Reading: Financing and Firm Life Cycle
4. High Growth and IPO
Internal Financing
As revenues pick up, many firms start seeing positive operating cash flows and they reach the crucial financial milestone of break even. However, due to the large capital needs to scale up the business, these cash flows are often dwarfed by the firm's investment activities, so that high-growth firms still exhibit negative free cash flows and therefore require external financing.
Market success, along with a growing track record and declining business risk, will also allow many firms to put their financing activities on more solid grounds. During the early phases of the life cycle, most firms do not have a clearly defined financing strategy, as they lack access to many traditional sources of financing and therefore have to cut their coat according to their cloth.
Equity Instruments
Private Equity
On the equity side, firms could attract private equity funds. These financial sponsors can assume a similar role as venture capitalists; the main differences are that they tend to invest at a later stage and that they generally have larger minimum investment requirements.

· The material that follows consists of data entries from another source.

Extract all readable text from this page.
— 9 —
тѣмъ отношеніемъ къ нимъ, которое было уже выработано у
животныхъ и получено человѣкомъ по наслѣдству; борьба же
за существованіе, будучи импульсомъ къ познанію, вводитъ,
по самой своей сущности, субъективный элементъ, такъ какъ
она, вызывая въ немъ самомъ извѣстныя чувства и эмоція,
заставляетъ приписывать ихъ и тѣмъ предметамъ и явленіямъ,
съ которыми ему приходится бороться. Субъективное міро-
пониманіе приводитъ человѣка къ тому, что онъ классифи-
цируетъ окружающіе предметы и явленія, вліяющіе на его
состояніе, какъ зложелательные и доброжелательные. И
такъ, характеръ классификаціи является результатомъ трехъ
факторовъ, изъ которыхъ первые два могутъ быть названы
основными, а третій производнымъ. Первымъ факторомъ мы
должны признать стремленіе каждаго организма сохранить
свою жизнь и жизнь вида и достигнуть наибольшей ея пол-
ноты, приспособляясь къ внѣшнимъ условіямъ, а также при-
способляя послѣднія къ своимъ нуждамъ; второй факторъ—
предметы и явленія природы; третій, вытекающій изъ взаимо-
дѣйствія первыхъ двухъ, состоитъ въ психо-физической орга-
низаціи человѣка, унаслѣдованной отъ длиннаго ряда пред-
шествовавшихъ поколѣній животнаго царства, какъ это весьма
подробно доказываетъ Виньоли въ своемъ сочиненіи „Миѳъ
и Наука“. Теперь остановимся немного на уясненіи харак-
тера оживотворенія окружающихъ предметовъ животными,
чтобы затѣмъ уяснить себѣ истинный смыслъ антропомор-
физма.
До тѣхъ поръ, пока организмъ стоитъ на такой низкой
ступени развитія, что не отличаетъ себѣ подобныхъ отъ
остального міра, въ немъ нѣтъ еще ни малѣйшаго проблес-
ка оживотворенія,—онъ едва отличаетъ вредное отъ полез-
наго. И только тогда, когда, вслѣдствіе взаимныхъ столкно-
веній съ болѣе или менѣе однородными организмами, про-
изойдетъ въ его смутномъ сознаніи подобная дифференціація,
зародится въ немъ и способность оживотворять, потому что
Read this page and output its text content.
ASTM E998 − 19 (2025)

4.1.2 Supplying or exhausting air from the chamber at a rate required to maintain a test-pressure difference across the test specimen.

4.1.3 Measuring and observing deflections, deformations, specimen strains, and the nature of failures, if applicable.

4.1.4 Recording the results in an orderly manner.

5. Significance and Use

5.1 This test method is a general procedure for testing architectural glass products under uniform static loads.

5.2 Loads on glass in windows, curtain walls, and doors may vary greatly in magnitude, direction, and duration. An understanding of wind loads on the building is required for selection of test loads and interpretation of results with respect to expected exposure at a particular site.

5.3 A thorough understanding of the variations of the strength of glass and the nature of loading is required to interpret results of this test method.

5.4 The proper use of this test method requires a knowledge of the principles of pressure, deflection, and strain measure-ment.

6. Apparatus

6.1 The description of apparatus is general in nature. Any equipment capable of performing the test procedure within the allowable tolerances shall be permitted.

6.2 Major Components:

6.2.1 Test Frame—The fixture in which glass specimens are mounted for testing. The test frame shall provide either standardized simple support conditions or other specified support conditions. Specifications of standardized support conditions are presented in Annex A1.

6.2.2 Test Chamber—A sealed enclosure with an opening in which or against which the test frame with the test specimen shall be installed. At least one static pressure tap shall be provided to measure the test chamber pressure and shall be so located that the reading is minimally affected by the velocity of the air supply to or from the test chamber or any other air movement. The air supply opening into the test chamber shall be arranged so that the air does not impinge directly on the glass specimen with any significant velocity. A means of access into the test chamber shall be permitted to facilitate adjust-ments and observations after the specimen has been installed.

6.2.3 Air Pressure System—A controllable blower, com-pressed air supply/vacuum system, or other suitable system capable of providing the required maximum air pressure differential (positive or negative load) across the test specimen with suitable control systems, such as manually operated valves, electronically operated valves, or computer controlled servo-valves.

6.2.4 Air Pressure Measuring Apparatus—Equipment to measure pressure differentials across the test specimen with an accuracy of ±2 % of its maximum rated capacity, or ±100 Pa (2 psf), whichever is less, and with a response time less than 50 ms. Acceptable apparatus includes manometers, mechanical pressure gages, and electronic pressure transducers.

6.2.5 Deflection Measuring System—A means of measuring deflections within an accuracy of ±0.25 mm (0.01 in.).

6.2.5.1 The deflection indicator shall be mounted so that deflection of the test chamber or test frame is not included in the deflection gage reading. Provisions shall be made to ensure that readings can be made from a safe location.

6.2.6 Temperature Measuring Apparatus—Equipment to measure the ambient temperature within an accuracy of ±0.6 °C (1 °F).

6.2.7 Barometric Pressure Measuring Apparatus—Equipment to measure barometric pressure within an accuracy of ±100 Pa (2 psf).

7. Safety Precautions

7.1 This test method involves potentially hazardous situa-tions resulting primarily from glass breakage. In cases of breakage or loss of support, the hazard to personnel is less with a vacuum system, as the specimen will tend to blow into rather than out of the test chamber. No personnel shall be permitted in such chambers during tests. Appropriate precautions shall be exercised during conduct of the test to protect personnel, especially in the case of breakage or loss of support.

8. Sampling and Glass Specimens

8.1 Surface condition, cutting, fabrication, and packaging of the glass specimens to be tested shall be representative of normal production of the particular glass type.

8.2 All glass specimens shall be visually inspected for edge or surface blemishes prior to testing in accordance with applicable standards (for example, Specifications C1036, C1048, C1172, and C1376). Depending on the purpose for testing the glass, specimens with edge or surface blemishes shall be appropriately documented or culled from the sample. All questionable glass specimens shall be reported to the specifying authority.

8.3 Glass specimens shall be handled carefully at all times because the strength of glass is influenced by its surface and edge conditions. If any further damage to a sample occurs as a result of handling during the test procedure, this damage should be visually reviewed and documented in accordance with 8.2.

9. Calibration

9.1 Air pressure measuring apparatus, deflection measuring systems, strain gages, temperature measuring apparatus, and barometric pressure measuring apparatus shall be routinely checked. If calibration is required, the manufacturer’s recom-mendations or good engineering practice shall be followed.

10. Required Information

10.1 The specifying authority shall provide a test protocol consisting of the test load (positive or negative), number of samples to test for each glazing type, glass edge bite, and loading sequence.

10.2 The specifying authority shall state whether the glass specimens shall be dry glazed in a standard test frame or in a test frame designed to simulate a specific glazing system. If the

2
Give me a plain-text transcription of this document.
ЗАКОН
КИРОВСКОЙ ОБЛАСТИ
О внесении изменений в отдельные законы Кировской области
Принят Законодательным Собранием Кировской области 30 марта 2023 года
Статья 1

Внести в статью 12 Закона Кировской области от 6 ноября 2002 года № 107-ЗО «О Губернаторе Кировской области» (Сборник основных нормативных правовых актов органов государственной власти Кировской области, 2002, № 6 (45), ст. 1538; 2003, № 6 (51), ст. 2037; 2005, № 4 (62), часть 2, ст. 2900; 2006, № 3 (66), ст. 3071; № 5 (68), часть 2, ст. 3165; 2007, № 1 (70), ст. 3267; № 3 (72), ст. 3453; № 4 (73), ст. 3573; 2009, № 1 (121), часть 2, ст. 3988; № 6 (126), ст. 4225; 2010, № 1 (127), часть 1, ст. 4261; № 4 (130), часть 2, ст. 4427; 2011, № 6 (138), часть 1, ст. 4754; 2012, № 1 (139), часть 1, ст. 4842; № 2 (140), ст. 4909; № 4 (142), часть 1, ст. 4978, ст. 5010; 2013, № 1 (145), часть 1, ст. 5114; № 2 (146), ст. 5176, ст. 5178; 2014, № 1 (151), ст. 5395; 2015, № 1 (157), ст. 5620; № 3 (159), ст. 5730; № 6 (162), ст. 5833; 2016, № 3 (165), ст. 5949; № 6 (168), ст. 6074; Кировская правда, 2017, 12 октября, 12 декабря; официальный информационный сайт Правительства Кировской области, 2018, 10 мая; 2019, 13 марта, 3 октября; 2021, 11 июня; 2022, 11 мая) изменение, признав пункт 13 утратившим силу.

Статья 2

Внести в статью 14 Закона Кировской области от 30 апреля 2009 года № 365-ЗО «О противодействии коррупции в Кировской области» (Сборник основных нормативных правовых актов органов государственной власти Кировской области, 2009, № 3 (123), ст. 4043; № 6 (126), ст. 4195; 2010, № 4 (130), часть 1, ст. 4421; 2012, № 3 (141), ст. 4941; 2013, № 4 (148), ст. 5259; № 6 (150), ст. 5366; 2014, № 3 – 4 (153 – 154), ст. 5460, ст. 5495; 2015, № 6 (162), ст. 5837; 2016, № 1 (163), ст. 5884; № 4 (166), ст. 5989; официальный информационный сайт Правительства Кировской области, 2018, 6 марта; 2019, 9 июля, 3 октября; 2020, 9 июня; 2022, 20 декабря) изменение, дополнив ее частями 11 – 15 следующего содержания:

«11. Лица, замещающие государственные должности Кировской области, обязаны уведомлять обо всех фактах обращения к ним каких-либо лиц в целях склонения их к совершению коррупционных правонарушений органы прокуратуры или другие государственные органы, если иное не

Private equity funds, together with private placements to individual shareholders, can also be an important element in the consolidation of the shareholder base and the firm's ownership structure. During these phases of the corporate life cycle, many early investors, especially venture capitalists, want to exit their investment to free funds for new ventures. Private equity can fill the gap and orchestrate such liquidity events.
Public Equity
A few firms will also make it to public corporations and list their shares on a stock exchange in an Initial Public Offering (IPO). The module Initial Public Offering (IPO) deals extensively with this topic.
Debt Instruments
Positive operating cash flows, declining business risk, and a generally stronger asset base could open up traditional debt financing instruments with a medium to long-term horizon. Such instruments can be valuable in the consolidation of early stage debt financing (in particular trade credit and factoring), which, as we have seen, tends to have a short horizon and can be rather costly.
Depending on the firm's asset structure, debt can also be a powerful source of growth financing, often in combination with private equity investments. For example, an airline company will generally find it easier to finance these stages of its life cycle with debt, as the planes serve as collateral and can be easily redeployed to other carriers in the case of financial distress.